2006-01-20 [Mikhul, the Bard]: Um...I still am not getting it. It seemed to me, that after the introduction, we could take the story anywhere, save for the rules which did not say anything about not doing what I did. It said to keep the intrpduction as close to the original as possible, which is what I thought I did. Would it be better if I keep the original introduction, and keep the rest of the story, or is my story just to...different? I actually love to write, and I can get a little carried away in the whole Epic-ness, and such...and honestly, it seemed like the introductions were written by someone who did not originally speak English. You see, the writing is sort of hard to digest...well, for me.

2006-01-20 [Mikhul, the Bard]: It's sort of very hard to follow...which doesnt mean it isnt good -- its actually very good. But like I said...its very hard to follow, and understand because of the arrangements of the words, and such.

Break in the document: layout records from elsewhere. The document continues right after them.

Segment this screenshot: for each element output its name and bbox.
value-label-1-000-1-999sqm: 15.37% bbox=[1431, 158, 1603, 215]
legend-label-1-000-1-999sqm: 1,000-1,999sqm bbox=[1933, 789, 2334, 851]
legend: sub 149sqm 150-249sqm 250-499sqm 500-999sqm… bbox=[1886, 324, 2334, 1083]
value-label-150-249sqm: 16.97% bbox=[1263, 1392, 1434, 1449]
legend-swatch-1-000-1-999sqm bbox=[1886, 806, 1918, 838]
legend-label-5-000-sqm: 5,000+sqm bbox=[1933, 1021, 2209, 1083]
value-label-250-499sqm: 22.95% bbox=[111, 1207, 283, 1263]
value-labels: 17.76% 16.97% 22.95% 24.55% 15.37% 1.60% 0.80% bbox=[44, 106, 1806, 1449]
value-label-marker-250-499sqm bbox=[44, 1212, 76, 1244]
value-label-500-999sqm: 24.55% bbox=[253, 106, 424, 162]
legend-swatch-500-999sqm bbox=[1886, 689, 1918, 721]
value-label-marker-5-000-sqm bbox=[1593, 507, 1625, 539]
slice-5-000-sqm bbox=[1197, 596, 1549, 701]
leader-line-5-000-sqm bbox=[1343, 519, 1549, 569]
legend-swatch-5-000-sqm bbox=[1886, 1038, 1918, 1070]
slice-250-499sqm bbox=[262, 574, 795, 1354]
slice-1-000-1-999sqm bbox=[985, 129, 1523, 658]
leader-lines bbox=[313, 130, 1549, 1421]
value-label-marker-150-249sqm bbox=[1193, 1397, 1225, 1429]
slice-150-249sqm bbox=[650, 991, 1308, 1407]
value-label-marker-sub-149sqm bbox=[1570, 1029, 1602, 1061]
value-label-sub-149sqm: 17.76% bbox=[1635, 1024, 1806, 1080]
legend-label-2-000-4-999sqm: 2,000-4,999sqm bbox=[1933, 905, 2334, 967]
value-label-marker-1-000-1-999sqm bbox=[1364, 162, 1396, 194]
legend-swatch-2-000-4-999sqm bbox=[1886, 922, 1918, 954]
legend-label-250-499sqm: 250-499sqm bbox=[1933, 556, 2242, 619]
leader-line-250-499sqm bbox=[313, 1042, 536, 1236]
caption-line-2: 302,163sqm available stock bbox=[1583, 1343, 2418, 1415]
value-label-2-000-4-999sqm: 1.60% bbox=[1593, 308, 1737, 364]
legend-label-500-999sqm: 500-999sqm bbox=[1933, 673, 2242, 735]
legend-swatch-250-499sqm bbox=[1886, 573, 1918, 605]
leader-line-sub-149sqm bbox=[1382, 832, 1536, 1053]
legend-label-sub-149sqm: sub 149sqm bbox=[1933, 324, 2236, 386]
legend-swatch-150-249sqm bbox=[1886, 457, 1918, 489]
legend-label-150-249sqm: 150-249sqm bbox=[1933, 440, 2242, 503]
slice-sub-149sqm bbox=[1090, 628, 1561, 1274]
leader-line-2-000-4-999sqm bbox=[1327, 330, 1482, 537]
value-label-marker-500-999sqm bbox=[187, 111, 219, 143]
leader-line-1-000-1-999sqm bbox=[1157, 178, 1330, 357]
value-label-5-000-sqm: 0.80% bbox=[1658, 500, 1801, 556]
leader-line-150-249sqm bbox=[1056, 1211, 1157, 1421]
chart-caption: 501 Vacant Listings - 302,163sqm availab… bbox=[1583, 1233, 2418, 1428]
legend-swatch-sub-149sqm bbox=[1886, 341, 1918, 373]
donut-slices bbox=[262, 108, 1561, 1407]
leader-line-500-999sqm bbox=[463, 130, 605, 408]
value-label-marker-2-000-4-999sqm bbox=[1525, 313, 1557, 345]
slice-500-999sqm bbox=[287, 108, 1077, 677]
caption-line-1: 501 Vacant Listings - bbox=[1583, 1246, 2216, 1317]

2006-01-21 [shotokan_gal]: The rest of the story is indeed free to do what you want with, but you haven't included the whole introduction in your story (which introduces some characters).

2006-01-21 [shotokan_gal]: And the rules don't actually say 'keep as close to the original as possible' they say - use this opening in your story. We hoped that was clear enough, though I may change the wording now if I think of anything clearer.

2006-01-21 [Mikhul, the Bard]: um...I think this is all a misunderstanding. The whole this is ONE introduction...? I thought the two paragraphs were two seperate introductions that we could pick from... so I chose the first, thinking that the other half wasnt a part of the story. Now I just feel like poo XD

2006-01-21 [Mikhul, the Bard]: I shall fix my story, and let you know when its done.

2006-01-21 [Mikhul, the Bard]: I'm pretty sure I can keep the same story line, and just tweak ti lightly to include the omitted information.

2006-02-20 [SpookShow Babe]: I was wondering if we could make it so that there were 3 dwarves not just one. Is that ok?

2006-02-20 [shotokan_gal]: You can add more characters if you like yes. In the lines which come after the opening here. But as this contest closes in roughly a minute, you'll have to be fast :P

2006-02-21 [SpookShow Babe]: Example being: In front of him, on the doorstep under the pouring rain, stood three little, pointy-hatted dwarves.